La pâte feuilletée maintenant : je l'ai déjà discutée abondamment mais j'y reviens aujourd'hui parce que, avec la pratique, mes feuilletage se sont considérablement améliorés et je veux analyser ici les raisons pour lesquelles ils sont meilleurs que par le passé.

Tout d'abord, on se souvient qu'un feuilletage est fait d'une détrempe avec du beurre : la détrempe enveloppe le beurre et c'est cette enveloppe qui est ensuite abaissée et replié plusieurs fois de suite.

Par le passé, je faisais ma détrempe simplement avec de la farine et de l'eau, mais les feuilles étaient un peu craquantes, un peu dures, après la cuisson, et je me trouve bien aujourd'hui de mettre un tiers du beurre dans la détrempe, et de sabler avant d'ajouter l'eau pour obtenir une détrempe bien lisse.

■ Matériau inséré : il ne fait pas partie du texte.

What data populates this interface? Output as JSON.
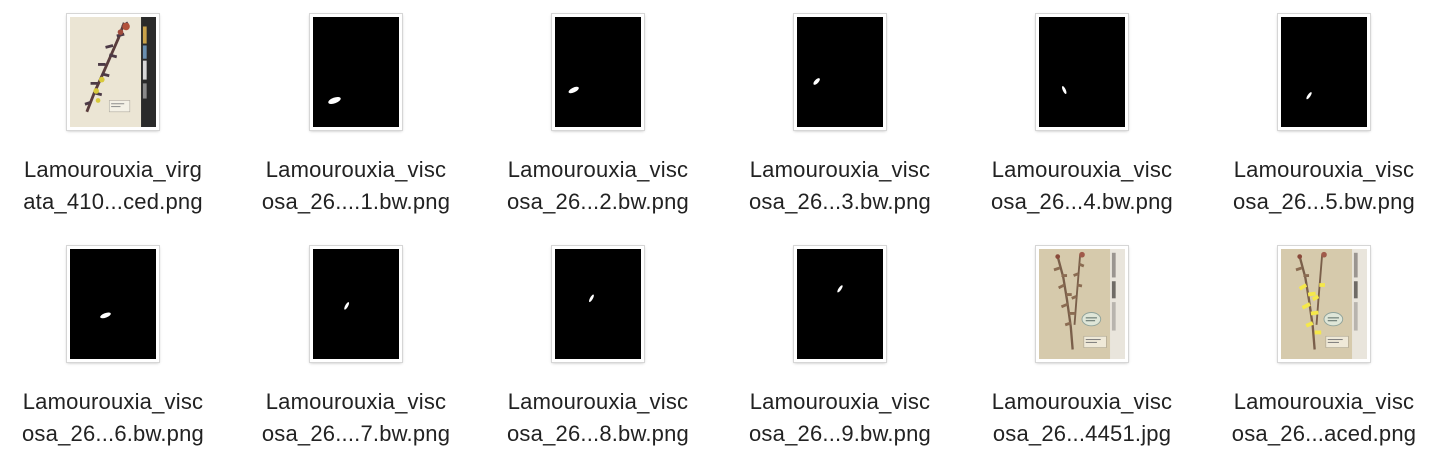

Bien sûr, la quantité de beurre est essentielle et l'on ne fait pas de bonne pâte feuilletée sans une bonne quantité de beurre : entre les deux tiers de la quantité de farine, ou autant qu'elle.

Je sais aussi que le beurre doit être bien malaxé pour ne pas avoir de partie dure qui perturberait l'étalement.

Et finalement, il me semble que le repos de la pâte est essentiel : je n'ai pas fait d'expérience à ce sujet mais je fais maintenant reposer la détrempe pendant une demi-heure après l'avoir produite, je fais ensuite les deux premiers tours, je laisse reposer au froid pendant environ 1h avant de remettre en température pour faire les deux tours suivants, et je remets au froid
avant de remettre en température pour former les deux derniers tours.

Surtout, à chaque étape, j'abaisse aussi régulièrement que possible puisque le séminaire de gastronomie moléculaire nous a montré l'importance de ce travail bien fait, surtout pour les derniers tours, quand les couches de beurre et de détrempe sont devenues très minces : on se souvient que dans une pâte feuilletée, il y a 729 couches de beurre et 730 couches de pâte,  le tout dans un centimètre d'épaisseur si la pâte à 1 cm d'épaisseur : cela fait des couches très minces, qui se soudent si l'on n'abaisse pas régulièrement ; or si elles se soudent, alors elles ne peuvent plus se détacher, se séparer à la cuisson.